- Sire: Nijinsky
- Grandsire: Southern Dancer
- Dam: Secret Beauty
- Damsire: Raise a Native
- Sex: Stallion
- Foaled: 1978
- Country: United States
- Colour: Chestnut
- Breeder: Oxford Stable
- Owner: Ralph C. Wilson (France) Mrs. John A. McDougald (NA)
- Trainer: John Cunnington, Jr.
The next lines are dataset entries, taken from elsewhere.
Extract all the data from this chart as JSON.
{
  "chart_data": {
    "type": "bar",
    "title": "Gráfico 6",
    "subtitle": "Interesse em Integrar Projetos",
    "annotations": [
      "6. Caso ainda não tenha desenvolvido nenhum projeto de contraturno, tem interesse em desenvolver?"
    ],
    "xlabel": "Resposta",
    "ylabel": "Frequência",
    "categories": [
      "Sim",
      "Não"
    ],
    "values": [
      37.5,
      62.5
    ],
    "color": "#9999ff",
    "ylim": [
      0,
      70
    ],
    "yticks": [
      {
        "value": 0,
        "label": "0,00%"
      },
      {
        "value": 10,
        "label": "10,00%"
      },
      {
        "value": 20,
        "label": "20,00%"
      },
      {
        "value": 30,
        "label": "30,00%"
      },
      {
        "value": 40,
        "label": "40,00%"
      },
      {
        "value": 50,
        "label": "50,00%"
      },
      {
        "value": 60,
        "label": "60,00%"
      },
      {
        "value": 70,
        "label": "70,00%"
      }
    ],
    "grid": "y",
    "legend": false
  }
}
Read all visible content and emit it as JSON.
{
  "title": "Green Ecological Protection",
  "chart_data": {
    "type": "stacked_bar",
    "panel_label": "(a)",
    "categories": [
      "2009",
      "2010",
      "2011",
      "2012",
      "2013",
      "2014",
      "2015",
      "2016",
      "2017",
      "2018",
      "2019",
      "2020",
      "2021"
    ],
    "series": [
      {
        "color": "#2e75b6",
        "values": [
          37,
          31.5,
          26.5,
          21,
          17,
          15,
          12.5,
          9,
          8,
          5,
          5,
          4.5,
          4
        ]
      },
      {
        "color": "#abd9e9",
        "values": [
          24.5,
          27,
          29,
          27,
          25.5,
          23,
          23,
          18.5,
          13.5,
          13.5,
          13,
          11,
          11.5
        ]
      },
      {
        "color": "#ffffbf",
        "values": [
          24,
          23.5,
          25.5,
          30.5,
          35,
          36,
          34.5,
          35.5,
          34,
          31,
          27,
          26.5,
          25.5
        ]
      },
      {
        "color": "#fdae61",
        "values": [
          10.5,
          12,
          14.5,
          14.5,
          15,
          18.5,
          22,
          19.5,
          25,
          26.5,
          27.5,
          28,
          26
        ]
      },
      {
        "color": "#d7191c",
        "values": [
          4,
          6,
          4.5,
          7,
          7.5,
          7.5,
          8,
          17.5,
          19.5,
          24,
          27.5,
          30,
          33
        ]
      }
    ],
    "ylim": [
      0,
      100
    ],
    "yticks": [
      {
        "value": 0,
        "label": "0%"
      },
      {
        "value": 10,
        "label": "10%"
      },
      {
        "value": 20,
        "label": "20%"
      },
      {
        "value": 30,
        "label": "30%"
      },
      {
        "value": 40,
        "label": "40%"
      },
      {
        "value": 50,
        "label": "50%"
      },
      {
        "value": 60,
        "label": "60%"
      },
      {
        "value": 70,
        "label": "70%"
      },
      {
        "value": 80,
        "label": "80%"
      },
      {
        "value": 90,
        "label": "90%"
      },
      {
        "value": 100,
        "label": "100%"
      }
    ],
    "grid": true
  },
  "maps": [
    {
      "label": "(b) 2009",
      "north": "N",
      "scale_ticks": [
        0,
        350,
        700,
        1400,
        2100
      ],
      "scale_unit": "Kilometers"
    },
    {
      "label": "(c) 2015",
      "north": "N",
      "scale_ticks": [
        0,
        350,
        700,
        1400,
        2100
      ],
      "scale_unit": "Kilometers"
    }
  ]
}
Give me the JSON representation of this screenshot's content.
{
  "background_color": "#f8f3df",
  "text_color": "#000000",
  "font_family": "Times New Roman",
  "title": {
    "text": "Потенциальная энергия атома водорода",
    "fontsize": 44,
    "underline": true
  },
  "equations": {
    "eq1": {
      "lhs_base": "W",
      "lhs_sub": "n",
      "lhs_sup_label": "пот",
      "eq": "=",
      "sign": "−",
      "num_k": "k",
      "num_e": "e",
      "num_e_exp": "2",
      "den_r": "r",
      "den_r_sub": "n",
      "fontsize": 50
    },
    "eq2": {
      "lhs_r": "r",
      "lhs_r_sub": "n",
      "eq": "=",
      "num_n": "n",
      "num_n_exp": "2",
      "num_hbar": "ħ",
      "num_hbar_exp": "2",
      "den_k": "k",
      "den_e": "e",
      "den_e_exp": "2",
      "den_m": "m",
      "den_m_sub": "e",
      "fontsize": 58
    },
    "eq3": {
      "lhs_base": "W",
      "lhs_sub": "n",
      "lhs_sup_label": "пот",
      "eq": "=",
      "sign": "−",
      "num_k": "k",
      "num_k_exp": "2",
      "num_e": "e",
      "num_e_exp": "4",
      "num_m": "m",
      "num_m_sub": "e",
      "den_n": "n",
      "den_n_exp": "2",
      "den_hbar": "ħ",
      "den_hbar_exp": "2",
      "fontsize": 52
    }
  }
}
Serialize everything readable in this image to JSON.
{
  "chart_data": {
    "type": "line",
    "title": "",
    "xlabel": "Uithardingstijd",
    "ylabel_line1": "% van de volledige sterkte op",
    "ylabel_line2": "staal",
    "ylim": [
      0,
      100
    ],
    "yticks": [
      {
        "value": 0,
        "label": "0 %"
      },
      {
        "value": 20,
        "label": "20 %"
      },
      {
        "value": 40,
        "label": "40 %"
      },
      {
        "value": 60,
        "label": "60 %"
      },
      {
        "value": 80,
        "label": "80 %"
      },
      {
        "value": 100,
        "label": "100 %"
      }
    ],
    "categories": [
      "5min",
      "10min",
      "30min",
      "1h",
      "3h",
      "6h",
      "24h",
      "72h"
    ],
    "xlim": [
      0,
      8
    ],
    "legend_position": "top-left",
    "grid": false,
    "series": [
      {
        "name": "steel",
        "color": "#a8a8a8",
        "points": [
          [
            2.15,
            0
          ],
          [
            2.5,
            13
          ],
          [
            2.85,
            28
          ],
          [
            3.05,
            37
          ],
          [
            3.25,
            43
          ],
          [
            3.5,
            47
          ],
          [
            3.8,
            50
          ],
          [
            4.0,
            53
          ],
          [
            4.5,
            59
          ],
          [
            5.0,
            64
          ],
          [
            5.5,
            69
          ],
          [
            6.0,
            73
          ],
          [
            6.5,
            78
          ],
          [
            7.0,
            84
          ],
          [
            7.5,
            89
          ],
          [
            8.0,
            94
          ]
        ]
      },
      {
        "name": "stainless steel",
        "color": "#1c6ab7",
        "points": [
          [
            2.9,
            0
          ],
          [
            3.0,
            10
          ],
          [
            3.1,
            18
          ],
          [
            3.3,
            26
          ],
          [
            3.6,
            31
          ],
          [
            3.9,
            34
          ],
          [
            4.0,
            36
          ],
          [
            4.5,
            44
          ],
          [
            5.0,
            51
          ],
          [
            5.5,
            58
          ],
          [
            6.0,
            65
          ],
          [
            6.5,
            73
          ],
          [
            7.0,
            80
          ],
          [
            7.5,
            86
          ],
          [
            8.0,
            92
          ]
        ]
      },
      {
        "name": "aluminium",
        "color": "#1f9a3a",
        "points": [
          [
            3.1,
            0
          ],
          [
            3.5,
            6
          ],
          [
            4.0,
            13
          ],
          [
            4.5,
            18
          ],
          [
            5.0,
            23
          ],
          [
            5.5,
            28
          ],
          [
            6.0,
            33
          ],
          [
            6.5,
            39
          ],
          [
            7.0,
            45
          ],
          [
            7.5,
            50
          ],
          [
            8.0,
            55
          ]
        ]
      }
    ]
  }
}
Kent Stirling (from age 4)
- Record: Won 14
- Earnings: $787,932

Major wins
- Tidal Handicap (1982) Hialeah Turf Cup Handicap (1983, 1984) Bougainvillea Handicap (1983) King Edward Gold Cup Handiacp (1983) Jockey Club Cup Handicap (1983) W. L. McKnight Handicap (1984)

Honours
- Nijinsky's Secret Handicap at Calder Race Course

= Nijinsky's Secret =

American-bred Thoroughbred racehorse

Nijinsky's Secret (foaled 1978 in Kentucky) is a Thoroughbred racehorse who competed in France, Canada, and the United States.

==Background==
Nijinsky's Secret was bred by Oxford Stable, he was a son of the 1970 English Triple Crown champion, Nijinsky.

Purchased by Ralph C. Wilson, the prominent American owner of the Buffalo Bills National Football League team, Nijinsky's Secret was sent to the training center at Chantilly Racecourse in France where he was conditioned by trainer John Cunnington, Jr.

==Racing career==
The colt raced at age two and three in France where he was a two-time winner from eight starts.

Sold in June 1982 to Canadian business tycoon Bud McDougald, Nijinsky's Secret was brought to North America to race. According to the New York Times, during 1983 and 1984 he was the "scourge of Florida turf racing". His wins included back-to-back wins in the Hialeah Turf Cup. In addition to his wins in Florida, Nijinsky's Secret also won important stakes races at Toronto's Woodbine Racetrack.

Campaigning during the second half 1984, Nijinsky's Secret had no wins in four starts and was retired after finishing eighth in October's Rothman's International. Asked by a reporter why the horse had suddenly gone downhill after so much success, trainer Kent Stirling said he thought that once the regular groom the horse had become very attached to left the job to have her baby, the heartbroken horse seemed to have lost interest in racing.

==Stud record==
Retired to stud after being syndicated for $2.4 million, Nijinsky's Secret's offspring met with modest success in racing.